12. O A., apesar de ter travado, não conseguiu evitar o embate, tendo colidido com a frente do ...-NF na parte lateral (lado do passageiro), quase na frente, junto à roda, do veículo de matrícula ...-IN-... e após o embate, o A. foi violentamente projetado para a frente e para o (seu) lado direito, vindo a imobilizar-se a 24 metros do local do embate, na berma direita (sentido ....
13. O velocípede com motor de matrícula ...-NF deixou um rasto de travagem de 15 metros e tombou para pavimento e acabou imobilizado sensivelmente a uns 10 metros do local onde ocorreu o embate, já na rua de acesso à localidade da Forca.
14. O ...-IN-... ficou imobilizado na pista de trânsito mais à esquerda da ..., numa posição ligeiramente oblíqua relativamente ao eixo da via.
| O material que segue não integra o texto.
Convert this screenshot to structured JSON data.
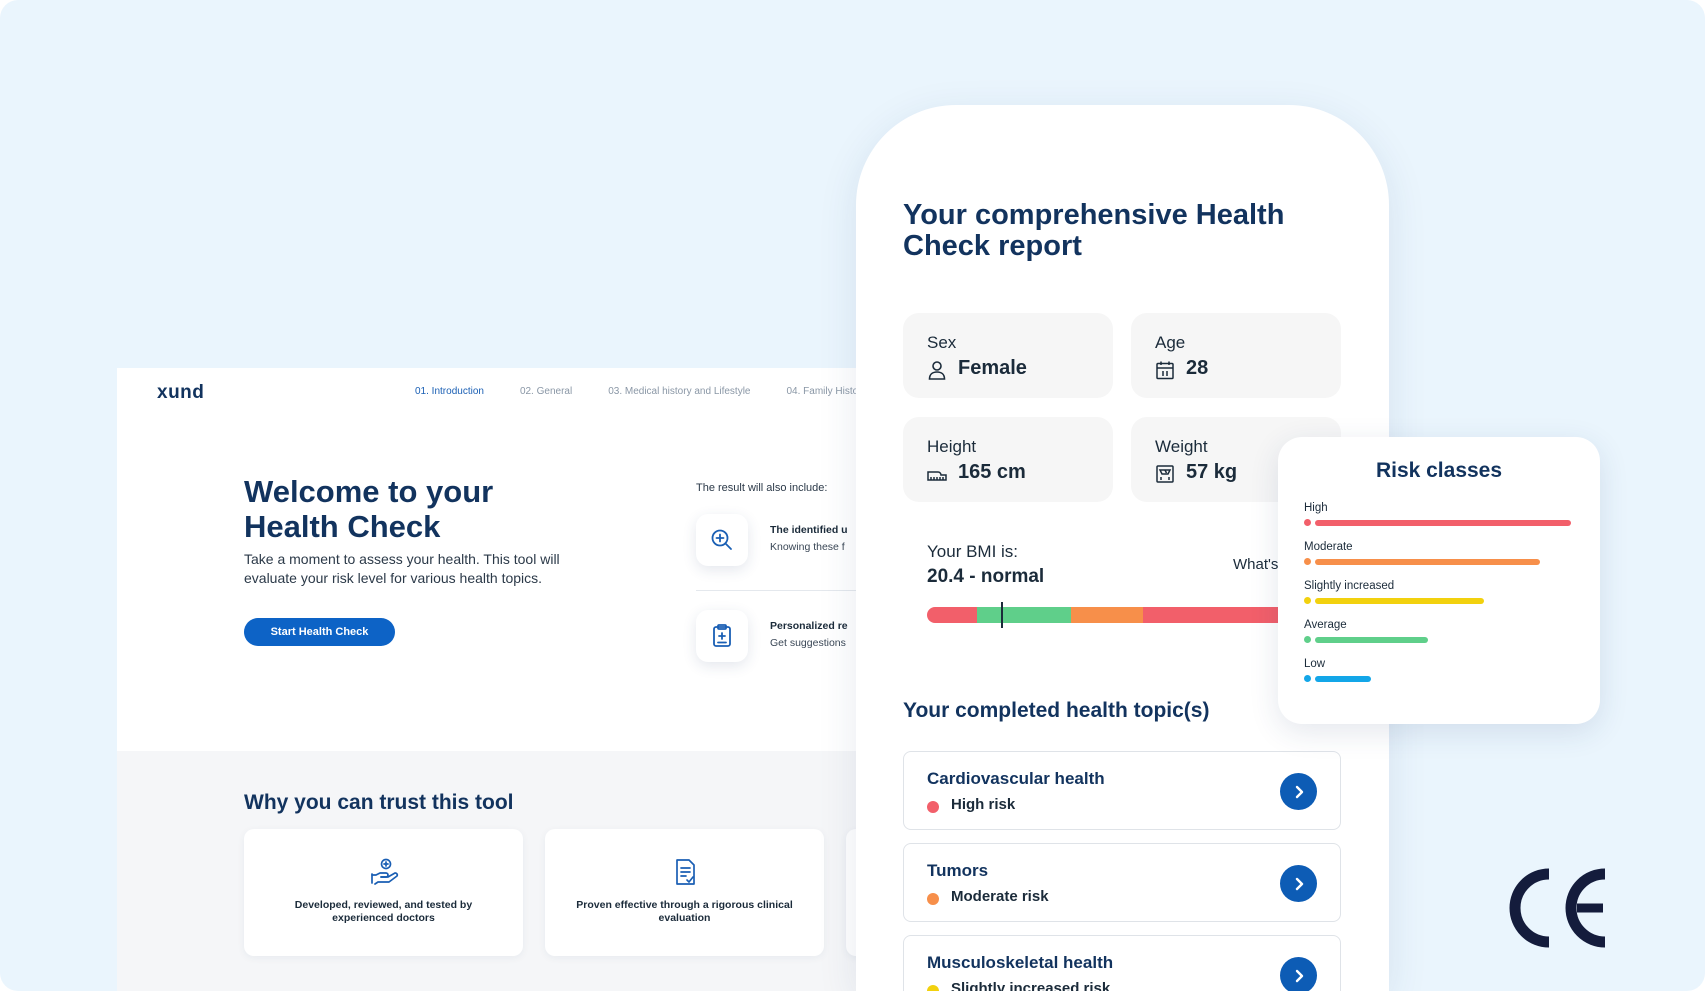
{
  "colors": {
    "background": "#eaf5fd",
    "brand_navy": "#12335e",
    "primary_blue": "#0d63c6",
    "risk_high": "#f25f6a",
    "risk_moderate": "#f78f4a",
    "risk_slight": "#f2d10e",
    "risk_average": "#5fcf8a",
    "risk_low": "#13a6e8"
  },
  "web": {
    "logo": "xund",
    "steps": [
      "01. Introduction",
      "02. General",
      "03. Medical history and Lifestyle",
      "04. Family Histo"
    ],
    "active_step": 0,
    "hero_title": "Welcome to your Health Check",
    "hero_desc": "Take a moment to assess your health. This tool will evaluate your risk level for various health topics.",
    "start_button": "Start Health Check",
    "includes_label": "The result will also include:",
    "includes": [
      {
        "icon": "magnifier-plus-icon",
        "title": "The identified u",
        "sub": "Knowing these f"
      },
      {
        "icon": "clipboard-plus-icon",
        "title": "Personalized re",
        "sub": "Get suggestions"
      }
    ],
    "trust_title": "Why you can trust this tool",
    "trust_cards": [
      {
        "icon": "hand-heart-icon",
        "text": "Developed, reviewed, and tested by experienced doctors"
      },
      {
        "icon": "document-check-icon",
        "text": "Proven effective through a rigorous clinical evaluation"
      }
    ]
  },
  "report": {
    "title": "Your comprehensive Health Check report",
    "stats": [
      {
        "label": "Sex",
        "value": "Female",
        "icon": "person-icon"
      },
      {
        "label": "Age",
        "value": "28",
        "icon": "calendar-icon"
      },
      {
        "label": "Height",
        "value": "165 cm",
        "icon": "ruler-icon"
      },
      {
        "label": "Weight",
        "value": "57 kg",
        "icon": "scale-icon"
      }
    ],
    "bmi_label": "Your BMI is:",
    "bmi_value": "20.4 - normal",
    "bmi_whats": "What's",
    "bmi_marker_fraction": 0.205,
    "bmi_segments": [
      {
        "color": "#f25f6a",
        "fraction": 0.14
      },
      {
        "color": "#5fcf8a",
        "fraction": 0.26
      },
      {
        "color": "#f78f4a",
        "fraction": 0.2
      },
      {
        "color": "#f25f6a",
        "fraction": 0.4
      }
    ],
    "topics_title": "Your completed health topic(s)",
    "topics": [
      {
        "name": "Cardiovascular health",
        "risk": "High risk",
        "color": "#f25f6a"
      },
      {
        "name": "Tumors",
        "risk": "Moderate risk",
        "color": "#f78f4a"
      },
      {
        "name": "Musculoskeletal health",
        "risk": "Slightly increased risk",
        "color": "#f2d10e"
      }
    ]
  },
  "risk_classes": {
    "title": "Risk classes",
    "items": [
      {
        "label": "High",
        "color": "#f25f6a",
        "fraction": 1.0
      },
      {
        "label": "Moderate",
        "color": "#f78f4a",
        "fraction": 0.88
      },
      {
        "label": "Slightly increased",
        "color": "#f2d10e",
        "fraction": 0.66
      },
      {
        "label": "Average",
        "color": "#5fcf8a",
        "fraction": 0.44
      },
      {
        "label": "Low",
        "color": "#13a6e8",
        "fraction": 0.22
      }
    ]
  },
  "badge": {
    "icon": "ce-mark-icon"
  }
}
15. O acidente ocorreu na pista de trânsito mais à esquerda da ..., tendo em conta o sentido ..., mas próximo ao eixo da via.
16. Na sequência do embate, o A. foi assistido no local pelos Bombeiros Novos de ... que ali lhe prestaram os primeiros socorros, tendo-o imobilizado e foi conduzido ao Hospital ... Onde deu entrada no mesmo dia pelas 13h55, no serviço de urgência da referida unidade hospitalar, tinha dores ao respirar, sendo a dor à palpação mais intensa no hemitórax direito, bem como dores no braço esquerdo e na região inguinal esquerda.
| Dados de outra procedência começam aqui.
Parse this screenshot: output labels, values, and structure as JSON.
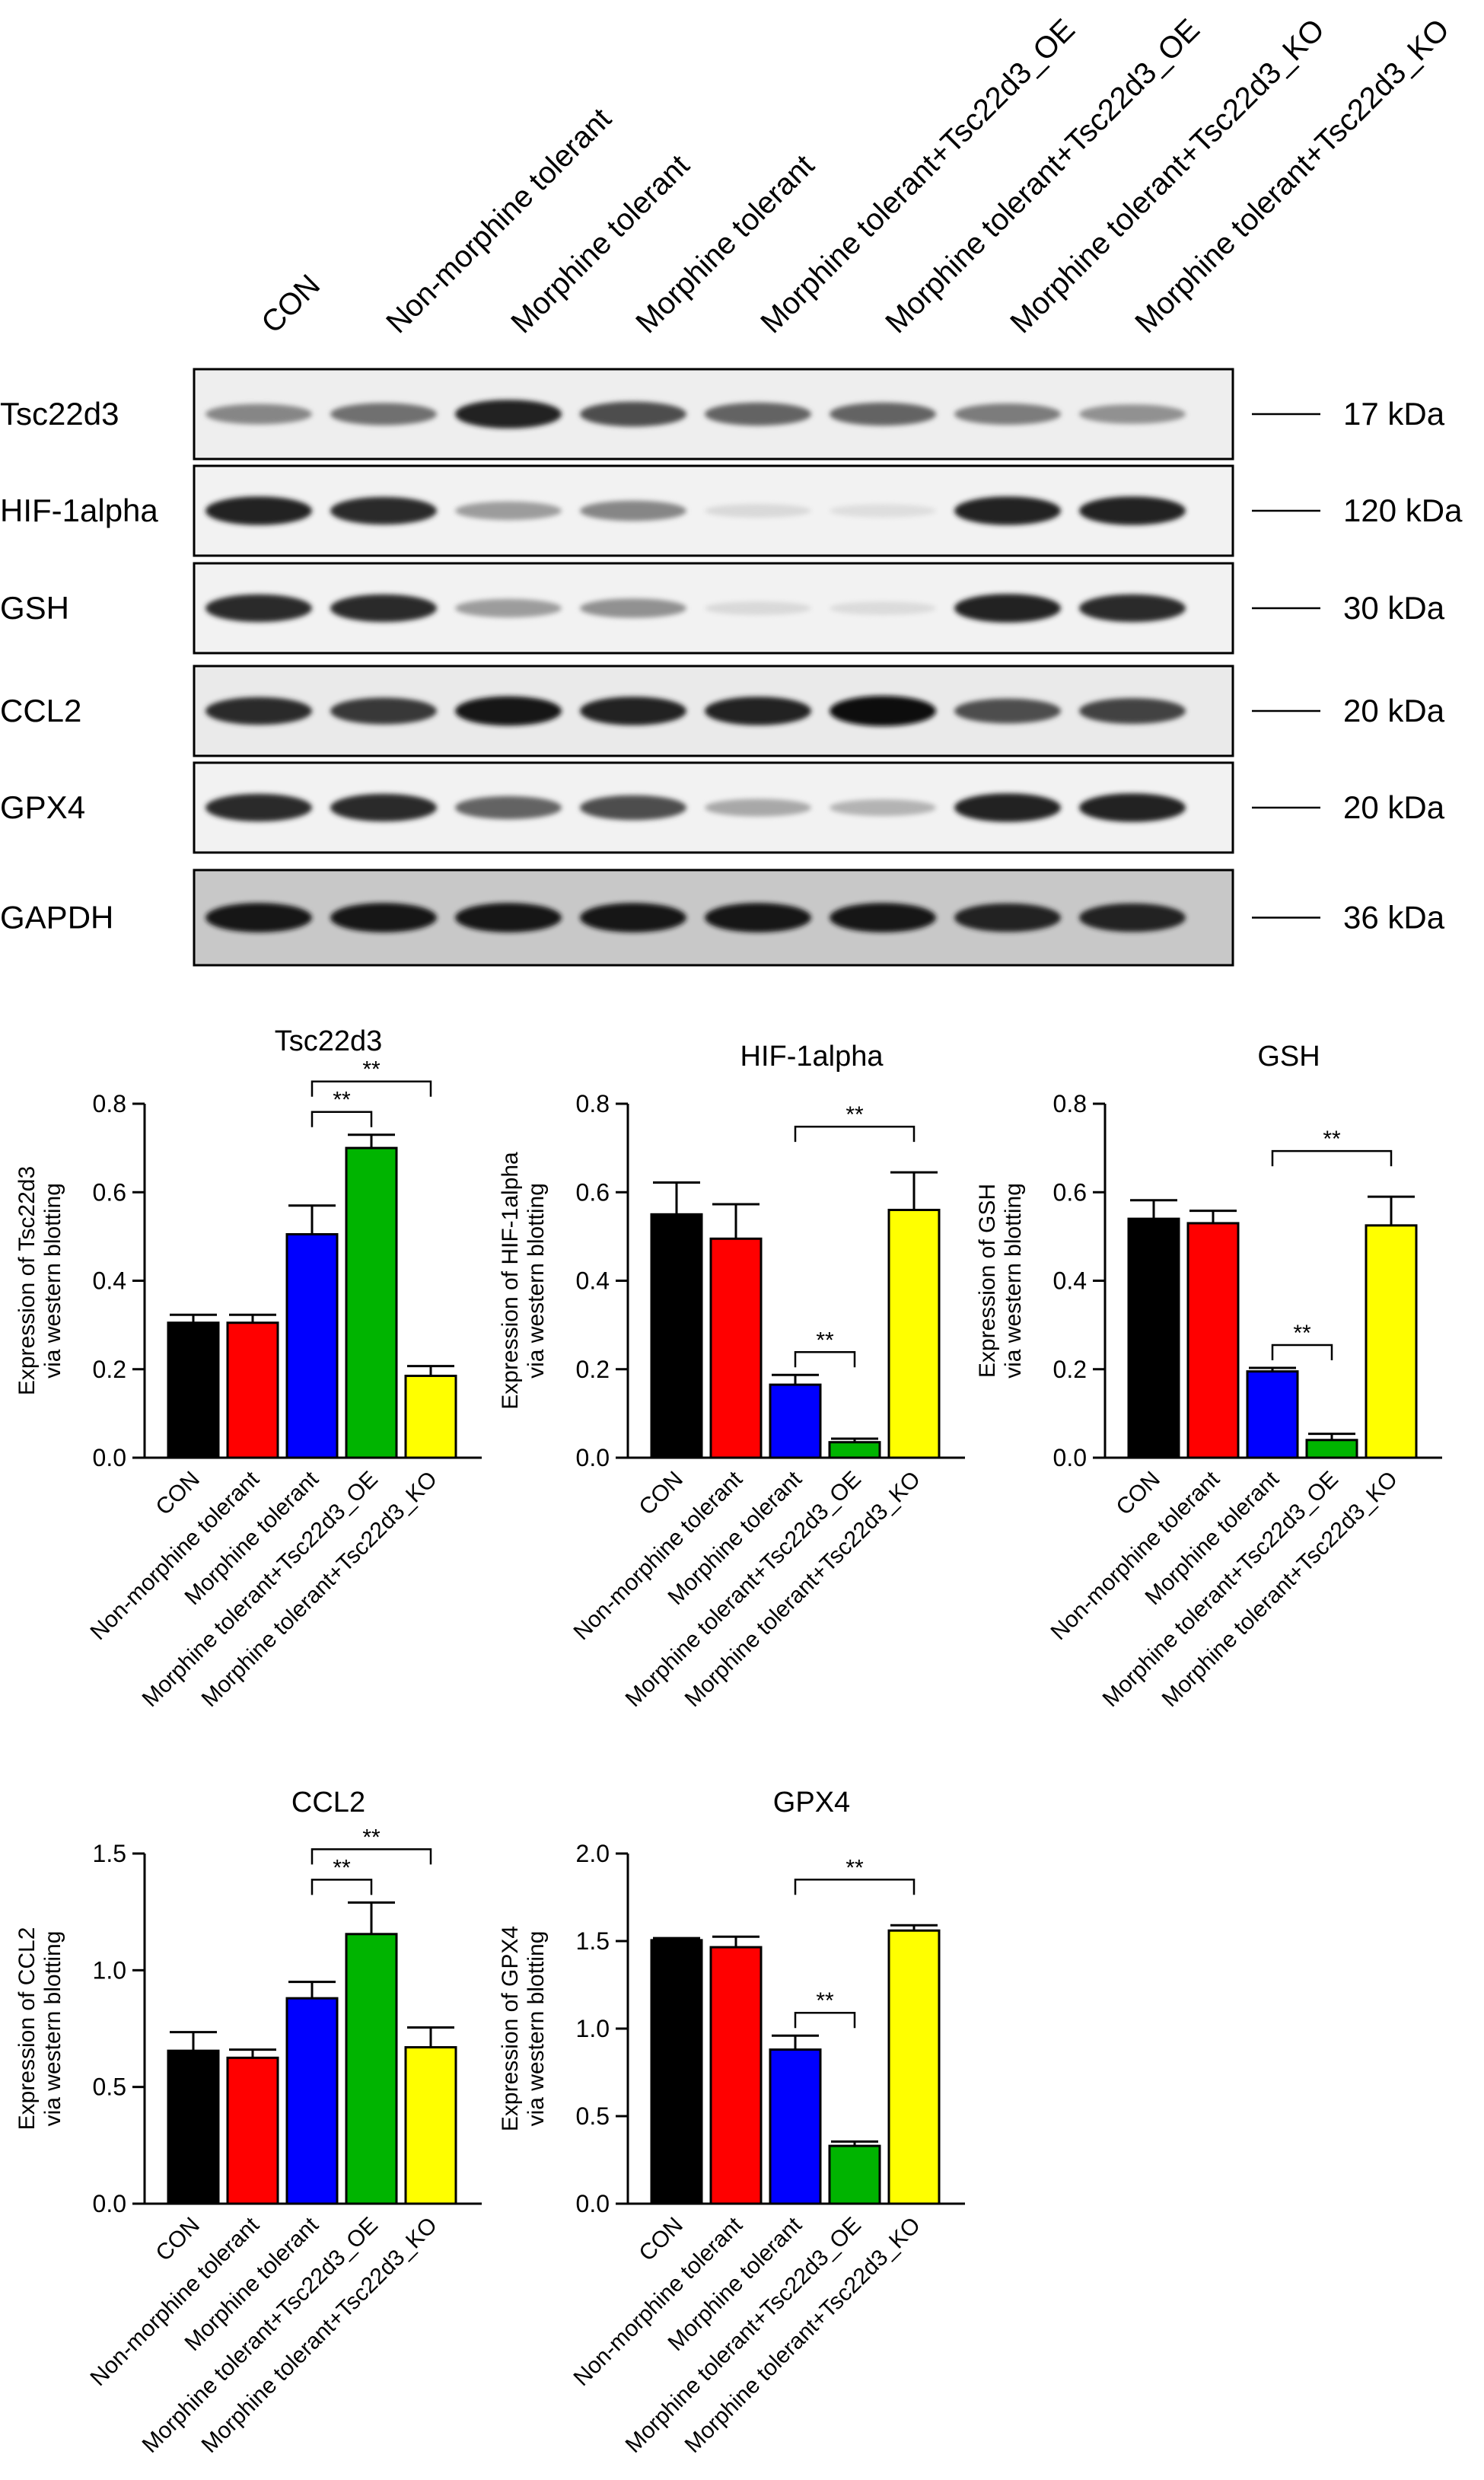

17. Realizou estudo imagiológico – radiografia do tórax, grelha costal, esterno, mão direita, punho, antebraço esquerdo, bacia, coluna cervical e lombar, ecografia abdominal e pélvica e TAC – CE (tomográfica axial computorizada crânio-encefálica) – tendo sido diagnosticadas, no dia da urgência, as seguintes lesões:
- Fratura oblíqua M4 (4º osso metacarpiano) da mão direita;
- Fractura multiesquirolosa diafisária de ossos do antebraço esquerdo, com atingimento articular no punho esquerdo;
- Fratura da clavícula direita.
18. O resultado conjunto de tais lesões determinou o imediato internamento do autor naquela unidade hospitalar, no Serviço de Ortopedia e neste serviço, realizou cirurgia de osteotaxia das fraturas do antebraço esquerdo, com fixadores externos, sendo feita imobilização gessada da mão direita e foi medicado com analgésicos, tendo permanecido internado naquela instituição hospitalar até dia 13-12-14, data em que teve alta, sendo remetido para consulta externa de ortopedia, com indicação de fazer cuidados de penso no Centro de Saúde a 16-12-14 e remoção dos pontos de fio de sutura em 19-12-014.
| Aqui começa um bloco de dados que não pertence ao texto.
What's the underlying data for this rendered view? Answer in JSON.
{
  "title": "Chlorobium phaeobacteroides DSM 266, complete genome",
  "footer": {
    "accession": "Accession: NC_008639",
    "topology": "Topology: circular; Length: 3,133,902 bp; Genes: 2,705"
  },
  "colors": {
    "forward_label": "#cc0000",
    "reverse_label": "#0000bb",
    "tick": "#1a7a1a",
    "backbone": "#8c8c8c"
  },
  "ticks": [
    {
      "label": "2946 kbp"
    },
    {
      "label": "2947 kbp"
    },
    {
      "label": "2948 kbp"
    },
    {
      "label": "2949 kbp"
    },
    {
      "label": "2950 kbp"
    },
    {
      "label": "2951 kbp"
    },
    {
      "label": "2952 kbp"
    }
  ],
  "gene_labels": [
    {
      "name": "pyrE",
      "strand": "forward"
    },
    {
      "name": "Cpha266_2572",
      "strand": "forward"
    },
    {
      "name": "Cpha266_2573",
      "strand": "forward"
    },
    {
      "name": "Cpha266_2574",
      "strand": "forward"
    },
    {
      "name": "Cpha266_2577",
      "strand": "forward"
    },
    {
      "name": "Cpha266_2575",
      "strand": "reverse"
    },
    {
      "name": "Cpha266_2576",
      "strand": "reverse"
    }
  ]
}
19. O A. iniciou um período de tratamentos e recuperação funcional, com consultas no Serviço de Ortopedia do Hospital ... e após consulta de ortopedia realizada em 17-2-15, foi decidido rever a osteotaxia/osteossíntese, com placa para manter osteotaxia, sendo o autor novamente internado no Serviço de Ortopedia do referido hospital, em 23-2-15, data em que foi submetido a cirurgia de EMOS (extração de material de osteossíntese) do antebraço esquerdo e manipulação do punho direito, tendo alta no dia seguinte ao internamento, orientado para consulta externa de ortopedia para exérese de gesso e agrafos.
20. Após nova revisão, ocorrida na sequência de consulta externa realizada em 7-4-15, é decidida a realização de nova cirurgia, que teve lugar em 13-4-15, sendo o autor sujeito a osteossíntese (placa) em virtude de não consolidação e desvio acentuado de fratura do terço distal do rádio esquerdo, após o que teve alta, no dia 15-4-15, para consulta externa de ortopedia, a fim de serem removidos os pontos do fio de sutura, e com indicação para manter tala e fazer cuidados de penso no Centro de Saúde.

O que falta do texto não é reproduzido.